Toen de Báb zich verklaarde was Bahá’u’lláh onmiddellijk overtuigd dat Hij de Ware gezondene van God was, en zonder Hem ooit te ontmoeten werd Hij zijn vurigste volgeling. In 1853, drie jaar na de terechtstelling van Zijn Meester, leidde één van de vele pogroms tegen de volgelingen van de Báb ertoe dat Hij, die de gelovigen met “de Gezegende Schoonheid” begonnen aan te spreken, ook gevangen gezet werd.
Het was gedurende deze hardvochtige opsluiting in de kerkers van de Sjah dat Hij de goddelijke openbaring ontving , die Hem uitverkoor tussen alle mensen als de Grote Leraar die door de Báb was voorspeld, de Beloofde van alle Godsdiensten. Hij vertelde niemand iets van de openbaring, hoewel velen de grote verandering opmerkten bij Diegene die ze spoedig beschouwden als hun Verdediger en Beschermer. Tien jaar moesten voorbij gaan voor Bahá’u’lláh zichzelf openbaarde aan de verbannen gemeenschap van de Báb als de Manifestatie van God voor deze tijd, bestemd om heel de mensheid te verenigen in één familie en één geloof. Vanaf die tijd werd hij Bahá’u’lláh genoemd, wat “Glorie van God” betekent.

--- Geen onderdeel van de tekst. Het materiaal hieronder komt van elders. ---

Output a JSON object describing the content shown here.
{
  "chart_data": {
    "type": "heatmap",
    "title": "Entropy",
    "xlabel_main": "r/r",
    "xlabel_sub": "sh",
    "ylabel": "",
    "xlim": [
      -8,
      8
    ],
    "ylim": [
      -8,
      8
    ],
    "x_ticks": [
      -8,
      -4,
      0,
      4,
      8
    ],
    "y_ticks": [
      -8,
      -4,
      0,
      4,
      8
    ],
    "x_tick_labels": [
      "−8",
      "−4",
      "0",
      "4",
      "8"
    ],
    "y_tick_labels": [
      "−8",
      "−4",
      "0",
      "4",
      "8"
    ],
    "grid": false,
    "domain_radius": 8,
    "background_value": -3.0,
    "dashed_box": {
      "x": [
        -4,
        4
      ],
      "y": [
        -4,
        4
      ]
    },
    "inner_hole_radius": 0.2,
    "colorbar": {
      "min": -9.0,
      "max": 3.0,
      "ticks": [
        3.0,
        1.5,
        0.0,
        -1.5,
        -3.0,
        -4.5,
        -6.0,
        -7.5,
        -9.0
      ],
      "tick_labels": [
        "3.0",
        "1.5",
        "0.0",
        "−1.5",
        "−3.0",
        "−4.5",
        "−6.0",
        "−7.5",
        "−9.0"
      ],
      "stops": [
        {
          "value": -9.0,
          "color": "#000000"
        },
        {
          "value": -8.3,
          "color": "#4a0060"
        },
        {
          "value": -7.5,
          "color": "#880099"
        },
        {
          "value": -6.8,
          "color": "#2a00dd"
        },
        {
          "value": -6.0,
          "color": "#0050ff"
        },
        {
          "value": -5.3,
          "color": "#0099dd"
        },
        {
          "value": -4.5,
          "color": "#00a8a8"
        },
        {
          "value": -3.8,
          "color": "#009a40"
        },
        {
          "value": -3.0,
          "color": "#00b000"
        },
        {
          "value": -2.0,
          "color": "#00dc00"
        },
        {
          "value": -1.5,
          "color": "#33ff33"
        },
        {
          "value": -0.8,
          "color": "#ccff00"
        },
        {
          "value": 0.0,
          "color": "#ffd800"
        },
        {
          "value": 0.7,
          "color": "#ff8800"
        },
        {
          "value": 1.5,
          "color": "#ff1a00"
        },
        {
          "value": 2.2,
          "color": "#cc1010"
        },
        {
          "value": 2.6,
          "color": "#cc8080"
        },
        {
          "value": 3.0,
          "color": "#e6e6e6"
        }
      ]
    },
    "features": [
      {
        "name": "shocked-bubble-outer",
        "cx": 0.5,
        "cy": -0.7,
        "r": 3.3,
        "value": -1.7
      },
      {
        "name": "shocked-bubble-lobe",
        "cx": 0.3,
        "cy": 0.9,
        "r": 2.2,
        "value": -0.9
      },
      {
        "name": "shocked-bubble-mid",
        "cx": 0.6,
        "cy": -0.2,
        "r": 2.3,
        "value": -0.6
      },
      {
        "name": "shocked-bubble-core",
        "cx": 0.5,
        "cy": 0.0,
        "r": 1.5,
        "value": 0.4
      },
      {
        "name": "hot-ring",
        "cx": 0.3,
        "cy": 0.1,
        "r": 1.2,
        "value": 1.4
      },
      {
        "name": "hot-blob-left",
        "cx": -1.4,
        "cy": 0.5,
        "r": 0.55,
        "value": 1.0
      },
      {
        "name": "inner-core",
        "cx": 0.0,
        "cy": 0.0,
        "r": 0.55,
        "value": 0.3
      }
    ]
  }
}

Voor Bahá’u’lláh, Zijn familie en gezellen begon een tijd van vervolging en verbanning die Hem van Iran naar Bagdad in Irak, dan naar Constantinopel, hoofdstad van het Ottomaanse rijk en tenslotte naar de gevangenisstad Akka, nu deel van Israel, maar vroeger Palestina, zouden brengen. Hoewel veracht en gevreesd bij Zijn aankomst, werd Bahá’u’lláh spoedig het doel van diepe bewondering en respect in de streek. En ofschoon Hij officieel nog altijd een gevangene was, bracht Hij de laatste jaren van Zijn leven door in relatieve vrijheid in een herenhuis te Bahji, dichtbij Akka, waar Hij overleden is in 1892 en waar zijn stoffelijke resten werden begraven. Het is nu de heiligste plaats op aarde voor de Bahá’í-wereldgemeenschap, het punt waarnaar alle gelovigen zich keren bij het dagelijks gebed.